Qué expresión tan misteriosa y tan expresiva de la relación de Jesús con el Espíritu. El Espíritu le lleva al desierto porque el desierto –como lo fue para Israel– es el lugar propio para estar a solas con Dios; es el lugar propio para preparar en la oración la misión que el Padre le ha encomendado realizar; y, como también lo fue para Israel, es lugar de tentación. Jesús estuvo en el desierto cuarenta días –en el lenguaje de la Escritura significa el tiempo necesario–. 

   Al desierto fue Satanás a encontrarlo. Desde la tentación del origen, la historia de la Salvación camina hacia este encuentro entre Jesús y el Tentador; la historia de la Salvación se mueve entre dos tentaciones.

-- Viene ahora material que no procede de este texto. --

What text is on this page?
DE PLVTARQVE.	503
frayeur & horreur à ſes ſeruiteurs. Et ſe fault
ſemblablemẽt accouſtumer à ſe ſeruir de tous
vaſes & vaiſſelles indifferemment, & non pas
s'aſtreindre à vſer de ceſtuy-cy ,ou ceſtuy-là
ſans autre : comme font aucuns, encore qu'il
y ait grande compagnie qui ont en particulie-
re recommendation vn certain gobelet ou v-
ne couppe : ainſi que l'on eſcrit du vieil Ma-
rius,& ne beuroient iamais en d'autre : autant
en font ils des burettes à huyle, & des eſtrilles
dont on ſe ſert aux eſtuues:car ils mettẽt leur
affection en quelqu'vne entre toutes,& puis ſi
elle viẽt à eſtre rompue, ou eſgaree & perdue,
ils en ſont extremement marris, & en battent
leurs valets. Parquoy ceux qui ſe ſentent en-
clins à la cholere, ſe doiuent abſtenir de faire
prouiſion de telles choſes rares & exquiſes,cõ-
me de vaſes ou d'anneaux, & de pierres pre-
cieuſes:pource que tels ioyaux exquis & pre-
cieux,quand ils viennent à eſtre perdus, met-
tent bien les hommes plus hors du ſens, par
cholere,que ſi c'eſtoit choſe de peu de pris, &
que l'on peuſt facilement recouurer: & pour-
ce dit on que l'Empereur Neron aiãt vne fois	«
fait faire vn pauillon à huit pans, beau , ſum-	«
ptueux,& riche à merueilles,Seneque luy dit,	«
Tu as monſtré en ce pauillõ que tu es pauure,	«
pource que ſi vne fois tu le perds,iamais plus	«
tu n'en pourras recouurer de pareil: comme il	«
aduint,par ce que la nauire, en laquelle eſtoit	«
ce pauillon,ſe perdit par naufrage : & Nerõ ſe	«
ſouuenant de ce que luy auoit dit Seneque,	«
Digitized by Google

En este encuentro con Satanás está en juego el designio salvador de Dios –por eso el sentido escatológico del desierto en este relato–. Ante lo sobrecogedor del acontecimiento el evangelista guarda silencio, y deja que todo lo demás se desdibuje. 

   Dios, en Jesucristo, se somete a la tentación para hacer constar lo hondo de su compasión por los hombres. Desde ese día nadie está solo cuando es tentado; cuando lucha para permanecer en el amor que Dios le tiene; para hacer honor a su condición de hijo de Dios. Cristo Jesús está con él. 


Mateo y Lucas tratan por extenso las tentaciones de Jesús en el desierto. Marcos no. Marcos ni siquiera dice en qué consistió la tentación. Y no lo dice porque me parece que no hace ninguna falta. La tentación de Satanás hace referencia a la voz que vino del cielo sobre Jesús:

“Tú eres mi Hijo amado, en ti me complazco”

Lo que Satanás pretende es que Jesús no escuche la voz de Dios, que reniegue de su condición de Hijo, que no quiera vivir complaciendo al Padre con su obediencia amorosa. Así nos tienta a nosotros. Cambiarán las circunstancias, pero la tentación es siempre la misma. Satanás nos invita, con muy diversos argumentos –todos falsos porque es el padre de la mentira– a que rechacemos nuestra condición de hijos de Dios. Por eso, aunque puede parecer que san Marcos no nos dice cuál es el contenido de la tentación, la verdad es que el evangelista no nos habla de otra cosa: el tema de su Evangelio es la obediencia amorosa y humilde de Jesús a su Padre. 


Las últimas palabras del relato pueden ser una referencia al Paraíso, a la situación de la creación tal como salió de las manos de Dios, a la creación antes del pecado. Quizá sean una referencia a la visión que Jesús tuvo al subir de las aguas del Jordán de que los cielos se abrían. Con Jesucristo comienza una nueva creación.